Я вижу, что она намерена придвинуться ко мне, резко отстраняюсь, и она замирает.
– Ты наша дочь, – уверяет она. – Наша драгоценная, чудесная девочка. Пожалуйста, прости меня. Все это мы сделали только потому, что любим тебя.
– Вы врали. Всю мою жизнь. С тех пор как я себя помню, вы врали мне. В удочерении нет ничего особенного, но не в том случае, когда никто даже не удосужился рассказать тебе правду.
Видеть их не могу. Я в огне. Они не понимают, но меня уже нет. Я все еще здесь, в этом теле, и все-таки меня нет. Все, что я про себя думала, оказалось неправдой. Все-все. Никогда не испытывала таких ощущений. Я знала, что у меня есть темная сторона, я дала ей имя, и сейчас она во мне. Сейчас она – это я. Раньше я отталкивала ее, потому что не хотела быть такой, но теперь с радостью принимаю.
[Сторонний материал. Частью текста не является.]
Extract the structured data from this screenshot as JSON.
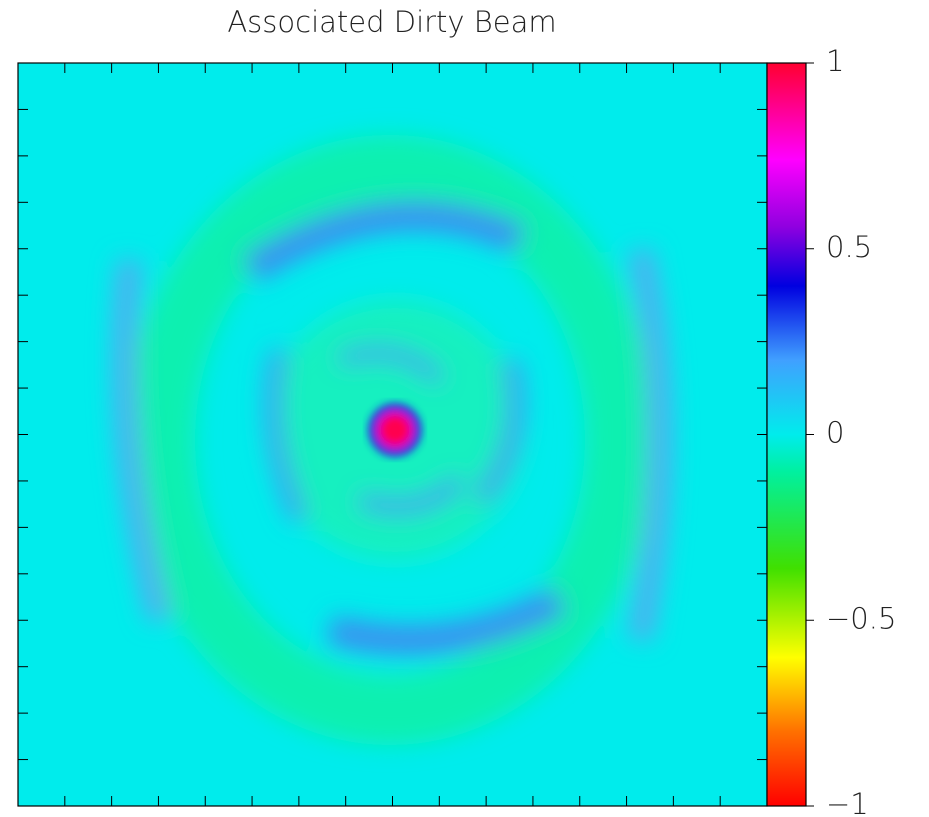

СДЕЛАЙ ИМ БОЛЬНО, советует Бэлла.
Я даже не пытаюсь вытеснить ее. Не хватаюсь за испытанную мантру про Вселенную.
Как?
ДА ЛЕГКО. СМОТРИ. ВОН У НЕГО БУТЫЛКА, СОВСЕМ РЯДОМ.
Меня всю трясет. Стискиваю зубы. Надо убраться подальше от этих людей.
Нельзя причинять им боль. Это не поможет.
ЕЩЕ КАК ПОМОЖЕТ.
Вообще-то нет. Или да?
Мама дотягивается до моей руки и проводит по ней ладонью. Это дурацкое прикосновение, легкое, как перышко, оно меня сразу бесит, поэтому я мысленно киваю Бэлле, она выхватывает у папы пивную бутылку, разбивает ее о край стола, и мы с Бэллой кидаемся с разбитой бутылкой на нее, единственную мать, которую я знаю. Папа хватает меня за руку.
Повсюду крики. Плевать. Я Бэлла, а Элла исчезла, я хочу сделать больно этой женщине, и мне все равно, что будет дальше.
Круто оборачиваюсь, чтобы вырваться, и вижу, что за мной стоит официант. Мне надо, чтобы он ушел, и я отгоняю его, полоснув битой бутылкой. Пусть и ему будет больно. Порез поперек его лица сразу набухает, становится темно-красным. Мои глаза застилает туман, надо бежать.
Схватив свою сумку с тротуара и бросив бутылку, я убегаю.
Я бегу.
Бегу, бегу, бегу.
Мои ступни ударяются о тротуар. Одна нога. Другая нога. Одна. Другая. Нельзя останавливаться. Нельзя думать.
Сворачиваю за угол, чтобы ускользнуть от чужих глаз, и припускаю быстрее, чем бегала когда-либо раньше. Бегу прямо посреди проезжей части. Машины запросто могут сбить меня, если им вздумается, но не сбивают.